Exploring in the Footsteps of Columbus: Letters Back Home
This is an introductory activity for Gates-Madsen's Spanish 460 Seminar about The Natural World in Latin American Literature (to be taught Spring 2011). It's designed to help students begin to think about how their perception of and attitudes toward the natural world might be different from those of 16th Century Spanish explorers. Students will write a letter back home describing a "pristine" wilderness scene of a Caribbean beach. They will compare their descriptions to Columbus's diary chronicling his first impressions of Hispaniola, paying attention to: 1. what is seen (and not seen) 2. the filter/frame of reference used to describe the landscape 3. the rhetoric of the letters.
- reflecting upon their own framework of seeing the natural world (both what and how they see (or don't see))

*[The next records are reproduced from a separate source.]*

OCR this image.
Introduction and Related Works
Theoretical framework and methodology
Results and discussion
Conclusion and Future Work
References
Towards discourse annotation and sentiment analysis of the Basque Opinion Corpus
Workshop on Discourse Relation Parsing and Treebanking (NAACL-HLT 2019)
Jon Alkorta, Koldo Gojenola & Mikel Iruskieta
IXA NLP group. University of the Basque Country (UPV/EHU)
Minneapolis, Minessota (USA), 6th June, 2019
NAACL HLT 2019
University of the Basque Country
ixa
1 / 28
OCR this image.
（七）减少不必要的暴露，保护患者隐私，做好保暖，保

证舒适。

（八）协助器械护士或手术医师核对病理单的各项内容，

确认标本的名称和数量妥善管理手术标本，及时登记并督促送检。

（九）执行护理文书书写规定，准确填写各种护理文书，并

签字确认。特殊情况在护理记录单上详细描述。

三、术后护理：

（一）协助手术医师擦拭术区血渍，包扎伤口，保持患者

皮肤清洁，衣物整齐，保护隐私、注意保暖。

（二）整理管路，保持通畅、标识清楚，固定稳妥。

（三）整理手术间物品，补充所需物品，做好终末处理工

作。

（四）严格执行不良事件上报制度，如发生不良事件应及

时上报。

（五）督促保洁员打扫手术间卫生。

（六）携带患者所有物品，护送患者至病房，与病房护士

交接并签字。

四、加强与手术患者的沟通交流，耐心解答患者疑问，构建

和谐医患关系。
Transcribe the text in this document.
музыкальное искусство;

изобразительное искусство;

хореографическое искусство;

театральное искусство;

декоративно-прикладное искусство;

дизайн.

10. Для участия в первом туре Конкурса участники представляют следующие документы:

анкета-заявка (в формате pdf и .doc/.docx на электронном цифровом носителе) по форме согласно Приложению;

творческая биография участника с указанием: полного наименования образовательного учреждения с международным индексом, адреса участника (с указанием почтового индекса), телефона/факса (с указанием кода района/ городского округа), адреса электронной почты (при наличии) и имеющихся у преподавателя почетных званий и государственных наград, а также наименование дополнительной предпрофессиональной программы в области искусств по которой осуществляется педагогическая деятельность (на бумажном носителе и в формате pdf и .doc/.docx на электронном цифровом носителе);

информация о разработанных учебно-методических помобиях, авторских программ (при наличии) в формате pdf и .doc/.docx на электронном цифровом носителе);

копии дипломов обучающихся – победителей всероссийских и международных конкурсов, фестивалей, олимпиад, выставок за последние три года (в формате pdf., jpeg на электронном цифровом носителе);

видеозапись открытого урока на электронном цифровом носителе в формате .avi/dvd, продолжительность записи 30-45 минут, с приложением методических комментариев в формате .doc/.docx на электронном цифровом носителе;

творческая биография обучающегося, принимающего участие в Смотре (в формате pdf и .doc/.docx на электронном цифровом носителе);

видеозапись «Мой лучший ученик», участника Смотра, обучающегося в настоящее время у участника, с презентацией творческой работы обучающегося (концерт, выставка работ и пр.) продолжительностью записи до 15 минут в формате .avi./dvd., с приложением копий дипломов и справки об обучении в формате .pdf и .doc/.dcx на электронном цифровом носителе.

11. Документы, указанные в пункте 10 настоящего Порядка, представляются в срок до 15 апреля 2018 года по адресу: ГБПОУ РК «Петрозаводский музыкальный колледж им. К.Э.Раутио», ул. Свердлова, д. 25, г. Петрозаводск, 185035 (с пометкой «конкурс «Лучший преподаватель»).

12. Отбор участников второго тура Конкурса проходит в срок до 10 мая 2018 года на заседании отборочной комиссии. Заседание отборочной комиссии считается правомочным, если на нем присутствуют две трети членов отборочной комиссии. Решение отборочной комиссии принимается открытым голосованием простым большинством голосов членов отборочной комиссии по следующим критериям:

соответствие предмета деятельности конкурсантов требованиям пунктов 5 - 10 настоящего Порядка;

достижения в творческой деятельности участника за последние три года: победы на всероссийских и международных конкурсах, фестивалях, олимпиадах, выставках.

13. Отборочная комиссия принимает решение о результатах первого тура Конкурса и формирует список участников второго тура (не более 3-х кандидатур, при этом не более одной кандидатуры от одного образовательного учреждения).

- analyzing Columbus's frame of reference (both what and how he saw (or didn't see))
- describing a landscape in Spanish
- generate a list of parallel assumptions about the natural world, the "New World," and the relationship between humans and nature
Context for Use
Description and Teaching Materials
Day 1: Pretend you are traveling to the Caribbean and have arrived at the location in the picture [students will view a picture of a remote Caribbean beach]. Describe what you see in a letter back home to someone who has never traveled outside of the Midwest.
Extension: 1 page; upload to the course website
Day 2: Read excerpts of Columbus's diary where he describes his first perception of the "New World." Read everybody else's letters. Before class, write a 1-page text addressing the following questions:
- what elements of the natural world are included in both descriptions?
- what frame of reference / context is used in both texts in order to describe this new place?
- what type of language is used in both descriptions?
- what appears to be the writer's attitude toward the landscape?
- what seems to be the writer's intention?
Teaching Notes and Tips
- Communication (how well can the students express themselves in Spanish?)
- Analysis (how deeply do the students enter into the topic? how thorough is their treatment of the subject?)